C’est également un moyen de mobiliser davantage de recettes fiscales à travers un élargissement de l’assiette fiscale sans pour autant recourir à une hausse des impôts.
Aussi, les citoyens ont le droit de constater, par eux-mêmes de la nécessité de la contribution publique, de la consentir librement, d’en suivre l’emploi, et d’en déterminer la quotité, l’assiette, le recouvrement et la durée. Autrement dit, la levée de l’impôt doit être explicitement acceptée par ceux qui le supportent avec comme objectif d’assurer l’équilibre nécessaire entre les exigences de l’Etat et le respect des droits des individus.

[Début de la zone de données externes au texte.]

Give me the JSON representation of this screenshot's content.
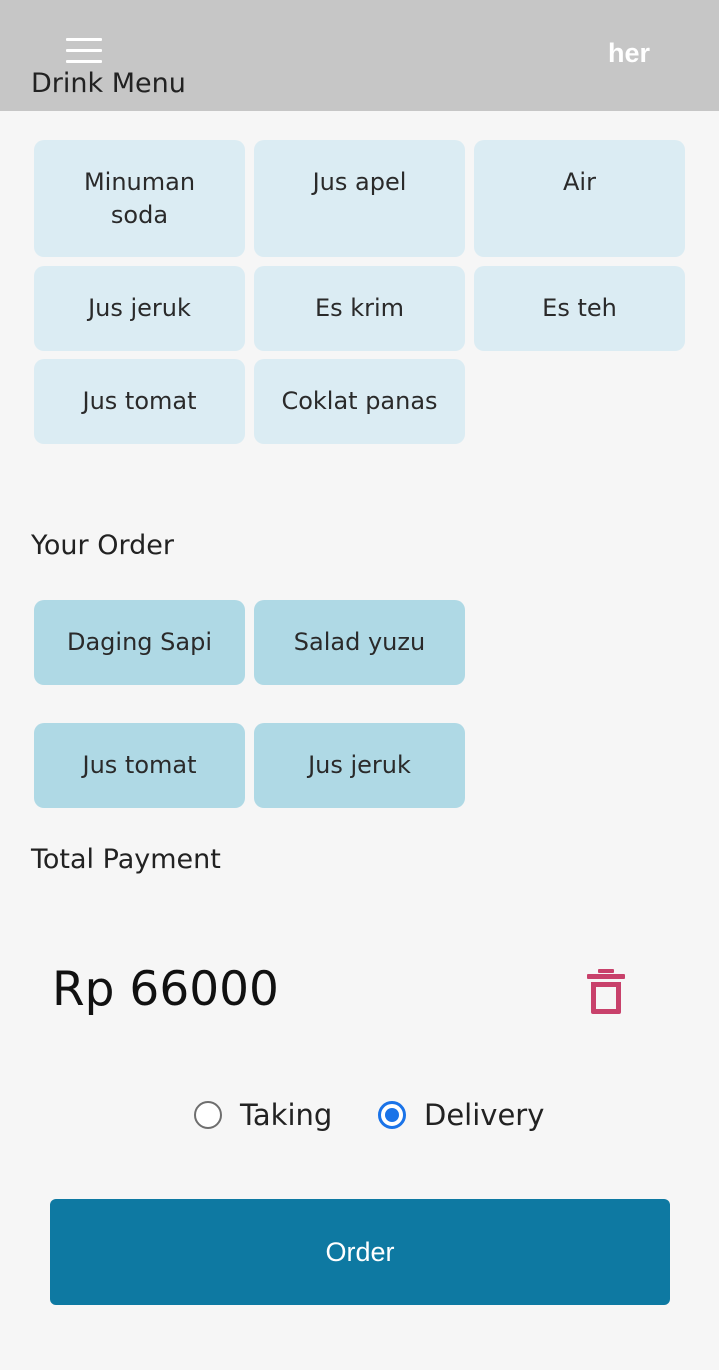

Une attention particulière a été également portée sur les recettes des collectivités territoriales qui restent fortement dépendantes du Budget de l’Etat faute de ressources propres suffisantes pour répondre efficacement aux besoins des citoyens.
Dans cette nouvelle dynamique, le développement des nouvelles technologies de l’information et plus globalement la diffusion de l’économie numérique posent des enjeux importants qui s’accompagnent de changements organisationnels, institutionnels et comportementaux.
La digitalisation permet d’améliorer la qualité du service rendu tout en en réduisant les dépenses. Cette table ronde a été l’occasion d’échanger sur les expériences en terme de règlementation de l’échange de données administratives ainsi que sur les échanges de données et les défis de l’interopérabilité. Tenant également compte de l’importance de la transparence et la redevabilité, une attention particulière a été donnée à l’Open data.
Ceci étant, les intervenants sont unanimes que toutes ces réformes sont salutaires et salvatrices, mais encore faut-il veiller à leur bonne mise en oeuvre. A ce titre, étant donné que l’élément humain est le maillon important de la chaine, l’accompagnement et la formation en continu s’avèrent plus que nécessaires.
Au même titre, l’appropriation de la culture de performance, indicateur phare de la bonne gouvernance, nécessite de redoubler les efforts en co-construisant des mécanismes plus innovants passibles d’assurer le changement de paradigme d’une culture basée sur les moyens à une culture portée sur les résultats en motivant le maillon le plus important qui n’est autre que l’individu.